During these dozen years of writing more or less frequently on this blog, I seem to always have advice to share around New Years Eve. All of a sudden, I become another infallible "expert" sharing my advice on how better to live your lives.
I can't say my advice isn't without merit, as it usually is the most current research-based information available, and it's certainly better to get balanced diets and exercise regularly than not. However, it never pays to be a hypocrite.
What I mean by that, is that in all of these years of preaching mindfulness and what not, I haven't truly practiced mindfulness myself.
And in typical Danny fashion, I shift the blame to the plethora of religious zealots ready to decry everyone else's sins and blasphemies without taking a second to realize those sins they've committed.
That doesn't matter.
Can I not suffer the slings and arrows of (trivially) outrageous without taking arms against these seas of troubles?
The truth is I am very good at enabling myself and justifying my own actions but at the end of the day, I need to be looking more inwardly.
For those of out there who only know me through this blog or as an acquaintance, you haven't experienced the full Danny the Douche, or dick.
Barry, the sweetest person I know, unfortunately, has witnessed me at my most honest self. The fact that I can(easily) count on my two hands the friends that I've maintained over the years is another testament to the fact that I'm hard to be around. It seems like I have alienated nearly every person in my life that I care about. Those that have remained, seem to be bound by blood or history but it's really unjustified why I have any friends or family that I keep in touch with.

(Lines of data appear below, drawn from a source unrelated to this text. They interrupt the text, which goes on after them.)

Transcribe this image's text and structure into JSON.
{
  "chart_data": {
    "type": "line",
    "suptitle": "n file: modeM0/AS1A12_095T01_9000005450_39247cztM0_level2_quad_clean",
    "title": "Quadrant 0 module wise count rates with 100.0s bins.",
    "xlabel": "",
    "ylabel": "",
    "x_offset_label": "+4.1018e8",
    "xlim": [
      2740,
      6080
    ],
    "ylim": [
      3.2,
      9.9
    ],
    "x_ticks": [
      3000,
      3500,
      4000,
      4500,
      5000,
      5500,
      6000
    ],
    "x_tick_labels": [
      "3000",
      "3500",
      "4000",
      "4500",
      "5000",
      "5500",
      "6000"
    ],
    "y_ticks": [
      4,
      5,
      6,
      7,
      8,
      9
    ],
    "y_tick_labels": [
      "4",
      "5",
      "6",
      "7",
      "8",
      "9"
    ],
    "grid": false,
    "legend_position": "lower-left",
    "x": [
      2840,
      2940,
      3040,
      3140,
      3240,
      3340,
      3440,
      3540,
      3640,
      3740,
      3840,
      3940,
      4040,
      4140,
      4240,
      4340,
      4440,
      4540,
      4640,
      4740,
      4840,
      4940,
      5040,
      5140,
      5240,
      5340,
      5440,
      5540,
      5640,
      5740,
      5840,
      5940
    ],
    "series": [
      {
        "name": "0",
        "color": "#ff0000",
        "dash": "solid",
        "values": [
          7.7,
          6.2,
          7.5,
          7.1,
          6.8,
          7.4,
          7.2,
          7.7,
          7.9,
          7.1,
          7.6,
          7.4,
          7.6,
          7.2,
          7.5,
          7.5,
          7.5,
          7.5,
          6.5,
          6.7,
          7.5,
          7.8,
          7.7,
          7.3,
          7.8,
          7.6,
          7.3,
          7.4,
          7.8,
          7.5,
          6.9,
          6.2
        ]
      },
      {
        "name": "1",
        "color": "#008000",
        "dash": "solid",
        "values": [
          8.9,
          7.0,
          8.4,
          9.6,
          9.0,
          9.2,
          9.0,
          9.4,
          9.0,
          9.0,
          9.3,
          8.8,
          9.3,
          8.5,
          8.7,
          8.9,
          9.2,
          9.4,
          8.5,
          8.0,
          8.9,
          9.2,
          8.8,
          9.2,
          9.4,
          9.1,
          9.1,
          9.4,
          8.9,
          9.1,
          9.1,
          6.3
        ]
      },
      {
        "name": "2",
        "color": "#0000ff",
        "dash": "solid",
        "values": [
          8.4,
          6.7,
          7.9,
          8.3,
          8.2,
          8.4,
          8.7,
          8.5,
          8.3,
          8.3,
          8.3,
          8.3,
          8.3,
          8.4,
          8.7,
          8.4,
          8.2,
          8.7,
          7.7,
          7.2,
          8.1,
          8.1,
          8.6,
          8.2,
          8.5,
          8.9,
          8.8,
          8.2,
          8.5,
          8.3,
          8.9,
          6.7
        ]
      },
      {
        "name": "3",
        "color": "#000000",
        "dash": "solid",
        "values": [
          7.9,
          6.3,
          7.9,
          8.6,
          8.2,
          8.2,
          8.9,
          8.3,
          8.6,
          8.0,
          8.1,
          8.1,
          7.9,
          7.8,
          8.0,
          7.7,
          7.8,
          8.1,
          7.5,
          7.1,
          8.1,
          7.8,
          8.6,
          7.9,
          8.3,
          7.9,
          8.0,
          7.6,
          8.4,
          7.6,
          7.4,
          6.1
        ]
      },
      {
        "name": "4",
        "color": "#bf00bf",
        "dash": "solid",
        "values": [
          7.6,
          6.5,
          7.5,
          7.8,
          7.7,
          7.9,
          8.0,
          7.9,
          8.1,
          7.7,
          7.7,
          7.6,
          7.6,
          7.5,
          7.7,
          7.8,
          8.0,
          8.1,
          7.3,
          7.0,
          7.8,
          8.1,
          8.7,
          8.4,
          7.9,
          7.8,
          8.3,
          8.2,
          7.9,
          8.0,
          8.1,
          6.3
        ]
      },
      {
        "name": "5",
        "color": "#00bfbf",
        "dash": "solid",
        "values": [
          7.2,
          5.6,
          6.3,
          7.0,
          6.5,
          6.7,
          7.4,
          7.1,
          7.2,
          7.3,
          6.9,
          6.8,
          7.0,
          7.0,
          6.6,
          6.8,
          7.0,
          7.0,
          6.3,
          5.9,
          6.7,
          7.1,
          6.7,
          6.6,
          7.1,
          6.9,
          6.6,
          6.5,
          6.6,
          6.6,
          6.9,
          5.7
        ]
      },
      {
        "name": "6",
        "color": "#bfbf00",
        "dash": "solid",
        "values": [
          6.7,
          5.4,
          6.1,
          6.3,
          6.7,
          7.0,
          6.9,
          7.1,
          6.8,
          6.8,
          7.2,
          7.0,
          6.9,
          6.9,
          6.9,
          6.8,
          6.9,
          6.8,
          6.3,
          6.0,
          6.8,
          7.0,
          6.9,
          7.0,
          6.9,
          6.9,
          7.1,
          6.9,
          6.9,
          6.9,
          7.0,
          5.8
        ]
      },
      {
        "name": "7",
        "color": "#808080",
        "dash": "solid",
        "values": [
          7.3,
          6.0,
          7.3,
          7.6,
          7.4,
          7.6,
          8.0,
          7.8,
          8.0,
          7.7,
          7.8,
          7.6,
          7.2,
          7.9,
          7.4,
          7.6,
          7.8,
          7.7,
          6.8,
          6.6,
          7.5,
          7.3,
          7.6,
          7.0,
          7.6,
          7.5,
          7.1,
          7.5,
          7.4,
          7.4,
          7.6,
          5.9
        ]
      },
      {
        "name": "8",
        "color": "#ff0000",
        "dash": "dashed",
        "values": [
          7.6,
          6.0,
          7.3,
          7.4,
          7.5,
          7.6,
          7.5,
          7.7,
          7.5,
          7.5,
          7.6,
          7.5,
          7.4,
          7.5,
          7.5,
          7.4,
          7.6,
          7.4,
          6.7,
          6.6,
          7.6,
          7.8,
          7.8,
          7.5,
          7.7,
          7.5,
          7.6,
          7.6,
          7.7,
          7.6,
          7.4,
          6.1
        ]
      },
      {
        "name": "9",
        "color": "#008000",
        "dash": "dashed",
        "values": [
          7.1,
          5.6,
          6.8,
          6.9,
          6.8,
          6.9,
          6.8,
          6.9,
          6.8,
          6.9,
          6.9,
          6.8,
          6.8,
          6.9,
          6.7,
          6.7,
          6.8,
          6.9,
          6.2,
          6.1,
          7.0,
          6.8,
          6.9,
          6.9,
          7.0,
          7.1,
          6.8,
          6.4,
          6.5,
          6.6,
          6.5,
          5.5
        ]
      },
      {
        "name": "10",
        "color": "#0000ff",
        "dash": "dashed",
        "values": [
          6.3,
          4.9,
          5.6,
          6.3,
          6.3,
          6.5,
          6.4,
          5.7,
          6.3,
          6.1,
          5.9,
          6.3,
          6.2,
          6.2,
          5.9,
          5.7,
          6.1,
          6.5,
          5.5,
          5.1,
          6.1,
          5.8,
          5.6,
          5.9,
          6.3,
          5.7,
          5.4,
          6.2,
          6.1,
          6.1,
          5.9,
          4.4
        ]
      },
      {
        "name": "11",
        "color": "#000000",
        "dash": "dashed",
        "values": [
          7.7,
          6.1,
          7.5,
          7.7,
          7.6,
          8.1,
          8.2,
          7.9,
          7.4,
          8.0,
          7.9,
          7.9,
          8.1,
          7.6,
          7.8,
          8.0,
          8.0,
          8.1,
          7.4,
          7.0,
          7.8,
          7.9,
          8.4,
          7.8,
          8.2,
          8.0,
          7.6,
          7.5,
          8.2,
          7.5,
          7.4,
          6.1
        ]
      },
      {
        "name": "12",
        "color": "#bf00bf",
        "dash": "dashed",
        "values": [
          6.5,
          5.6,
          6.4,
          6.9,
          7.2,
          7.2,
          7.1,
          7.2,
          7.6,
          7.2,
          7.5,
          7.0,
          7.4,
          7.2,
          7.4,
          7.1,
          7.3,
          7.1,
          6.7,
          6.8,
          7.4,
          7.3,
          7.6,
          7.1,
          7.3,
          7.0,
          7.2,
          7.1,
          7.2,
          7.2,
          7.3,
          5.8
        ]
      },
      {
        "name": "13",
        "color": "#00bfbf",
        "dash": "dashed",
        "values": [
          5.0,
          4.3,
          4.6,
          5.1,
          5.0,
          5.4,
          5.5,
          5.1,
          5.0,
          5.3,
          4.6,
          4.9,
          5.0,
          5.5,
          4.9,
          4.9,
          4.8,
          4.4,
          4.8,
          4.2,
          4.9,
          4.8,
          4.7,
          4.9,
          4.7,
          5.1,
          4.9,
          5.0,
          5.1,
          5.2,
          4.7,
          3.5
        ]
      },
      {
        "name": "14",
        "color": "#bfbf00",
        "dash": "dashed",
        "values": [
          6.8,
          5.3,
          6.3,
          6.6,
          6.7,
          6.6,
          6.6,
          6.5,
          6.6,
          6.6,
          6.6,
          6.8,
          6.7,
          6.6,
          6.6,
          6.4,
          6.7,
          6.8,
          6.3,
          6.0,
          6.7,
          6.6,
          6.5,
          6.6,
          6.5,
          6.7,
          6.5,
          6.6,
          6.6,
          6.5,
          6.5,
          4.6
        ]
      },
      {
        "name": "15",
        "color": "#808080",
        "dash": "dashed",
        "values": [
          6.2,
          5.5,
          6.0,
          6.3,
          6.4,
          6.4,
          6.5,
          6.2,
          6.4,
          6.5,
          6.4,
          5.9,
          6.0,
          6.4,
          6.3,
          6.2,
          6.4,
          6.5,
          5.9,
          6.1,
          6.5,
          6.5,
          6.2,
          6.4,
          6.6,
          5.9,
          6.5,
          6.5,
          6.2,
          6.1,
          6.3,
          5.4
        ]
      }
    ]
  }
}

Which, coincidently, is also a testament of my family's love for me. My mother, especially, has created a justification system for my behaviors. "Oh you were just hungry, or tired"(or after 21, drunk). Instead of allowing for me to just be a dick, my family gives me outs on why I can act so poorly so frequently. No sorry, I'm just a dick and you're better off without me. Which I know isn't an easy thing to hear or bear as a parent or a loved one, but at some point, you've got to recognize lost causes. Yes, I may get someone a nice Christmas gift, but I then ruin Christmas because I drunkenly knock down the Christmas tree or steal the presents of Cindy Lou, is it worth it? nope. It is not.
And here I am preaching the importance of mindfulness and embracing every day. That's great(and truly important), but also selfish, if you're doing it at the expense of others.
So this year, I challenge you all(but mostly myself), to look inward and see what needs to improve to be a better global citizen and just be a person others would like to be around. I hope that one day I can be the person, I expect of others.